Es muy difícil, estos días, en cualquier calle de cualquier pueblo de cualquier país de África, hacer fotos sin que aparezca alguno: parece que son cada vez más. Por supuesto, no podemos saber cuántos: el África y los números no se llevan muy bien. Pero, a ojo de buen cubero —qué será un buen cubero— o a mano alzada —la próxima vez que me levantes la mano…—, calculo que han de ser varios millones.
Supongamos: en África hay unos 300 millones de chicos de menos de diez años. Y yo diría —sin arriesgar ni un poco— que uno de cada veinte lleva una camiseta del Barcelona que dice, a sus espaldas, 10 y Messi. O sea que hay, en cada momento, en todo momento, sólo en África, unos 15 millones de messitos. Va de nuevo: hay, en cada momento, en todo momento, sólo en África, más messitos que habitantes tienen Madrid, Barcelona y Valencia juntas.
Muchos son analfabetos; muchos se buscan la vida como pueden, trabajan desde que cumplen seis o siete, piden por la calle, no comen suficiente, no tienen un gran futuro por delante —pero son Messi: de algún modo son Messi. Llevan su camiseta.
La camiseta de fútbol se ha convertido definitivamente en uno de los atuendos más usados. El amor a la camiseta se hizo literal: no es la fidelidad a un club, a una historia común; es el amor de millones a un tejido. Las camisetas son el verdadero uniforme del mundo pobre. Proveen un suplemento: no sólo te cubren el pecho; también te hacen alguien, hablan sobre tí. Y buena parte de esas camisetas dicen Messi.
Las camisetas, por supuesto, no son «originales». El Barcelona, Messi, el fisco español, el argentino, la Fifa y otras mafias, los infinitos intermediarios gordos, no hacen plata con ellas. Las camisetas son bellamente falsas y suelen estar gastadas o raídas o andrajosas: el chico que la lleva no siempre tiene otra. Pero la lleva con un orgullo estrepitoso.
—¿Y vos sabés quién es Messi?
—Claro, cómo no voy a saber.
Me contestó, intérprete mediante, en una calle polvorienta de un pueblo polvoriento, uno de nueve o diez años con más dientes que cabeza:
—El inventor del fútbol.
Me dijo, y se fue pateando una pelota hecha pelota. Yo había ido a Malí para caminar días y días detrás de unos pastores nómadas, sus vacas, sus ovejas. Malí es uno de los países más pobres del continente más pobre y ahora, para completar, hay guerra y Al Qaida. Pero también es bello y orgulloso y loco por el fútbol. En Malí el fútbol es una religión —con dioses cada vez más extranjeros. Uno puede pasarse días y días dando vueltas por sus rincones más recónditos sin ver una sola camiseta de un equipo local. (Que los hay, lo hay. Pero son un escalón en la trepada hacia el fútbol verdadero, el que viste a los chicos, el que todos pretenden. Cualquier parecido con mi país no es pura coincidencia.) Y, en cambio, miles de messitos.

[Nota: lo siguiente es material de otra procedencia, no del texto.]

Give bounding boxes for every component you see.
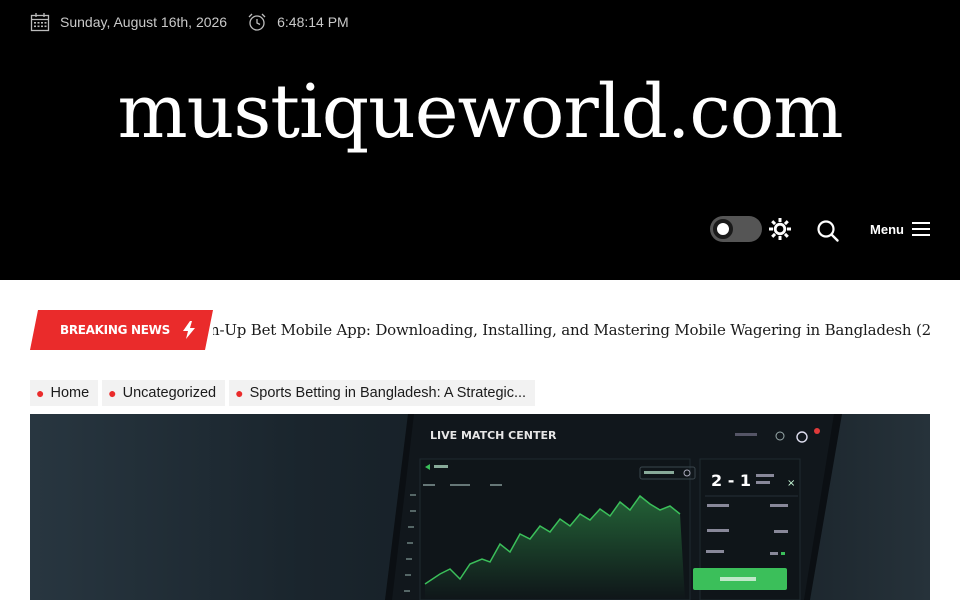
breadcrumb-label: Sports Betting in Bangladesh: A Strategi… [249,385,527,401]
date-text: Sunday, August 16th, 2026 [60,14,228,30]
breadcrumb-home[interactable]: ● Home [30,380,99,406]
featured-image: LIVE MATCH CENTER 2 - 1 × [30,414,930,600]
svg-text:×: × [787,478,795,489]
lightning-icon [182,321,196,339]
hamburger-icon [912,222,930,236]
time-text: 6:48:14 PM [277,14,349,30]
breadcrumb-current: ● Sports Betting in Bangladesh: A Strate… [229,380,536,406]
ticker-headline[interactable]: n-Up Bet Mobile App: Downloading, Instal… [213,321,930,339]
breadcrumb-category[interactable]: ● Uncategorized [102,380,226,406]
search-icon[interactable] [816,219,840,243]
menu-label: Menu [870,221,904,237]
calendar-icon [30,12,50,32]
alarm-clock-icon [247,12,267,32]
topbar: Sunday, August 16th, 2026 6:48:14 PM [30,10,349,34]
theme-toggle[interactable] [710,216,763,242]
breaking-news-bar: BREAKING NEWS n-Up Bet Mobile App: Downl… [30,310,930,350]
breadcrumb-label: Home [50,385,90,401]
menu-button[interactable]: Menu [870,222,930,237]
bullet-icon: ● [108,385,117,401]
site-header: Sunday, August 16th, 2026 6:48:14 PM mus… [0,0,960,280]
sun-icon[interactable] [768,217,792,241]
date-display: Sunday, August 16th, 2026 [30,12,227,32]
match-score: 2 - 1 [711,471,751,490]
bullet-icon: ● [36,385,45,401]
header-controls: Menu [710,212,930,246]
toggle-knob [713,219,734,239]
time-display: 6:48:14 PM [247,12,349,32]
site-title[interactable]: mustiqueworld.com [0,62,960,162]
screen-title: LIVE MATCH CENTER [430,429,557,442]
breadcrumb: ● Home ● Uncategorized ● Sports Betting … [30,380,539,406]
breaking-news-text: BREAKING NEWS [60,323,170,337]
bullet-icon: ● [235,385,244,401]
breaking-news-ticker: n-Up Bet Mobile App: Downloading, Instal… [213,310,930,350]
breaking-news-label: BREAKING NEWS [30,310,213,350]
breadcrumb-label: Uncategorized [122,385,217,401]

—¿Y lo viste de verdad alguna vez?
El muchacho ya lucía crecido, quizá quince, y vendía chucherías y hablaba un poco de francés. Yo le había dicho que era argentino y entonces él me preguntó si había visto a Messi alguna vez. Yo le dije que sí, que alguna vez. ¿Y cómo es? Bueno, así como se ve, tranquilo, bajito. ¿Cómo que bajito? Sí, bajito. Qué va a ser bajito, no me mientas.
Yo intenté mantener la posición pero el muchacho se iba cabreando demasiado rápido y me llevaba media espalda. Estábamos en uno de esos cruces de caminos donde sobra gente que no tiene nada que hacer, y se fue juntando mucha alrededor. El tipo les dijo que yo decía que Messi era bajito y, en lugar de indignarse, los amables contertulios se convencieron de que estaba loco y empezaron a reírse a carcajadas, me palmeaban la espalda, mucho bonjour, mucho salaam aleko. Fue un alivio.
Tantas veces me pregunté si Messi sabe. Lo miro, vuelvo a mirarlo y me pregunto si sabe —si sabe en serio, de esa forma en que uno sabe las cosas que realmente sabe— que el mundo está lleno de messitos: que en cada rincón del mundo hay un chico con una camiseta con su nombre, un chico que quiere ser como él. Me pregunto si sabe y cómo es, si sabe, vivir con esa gloria y esa carga.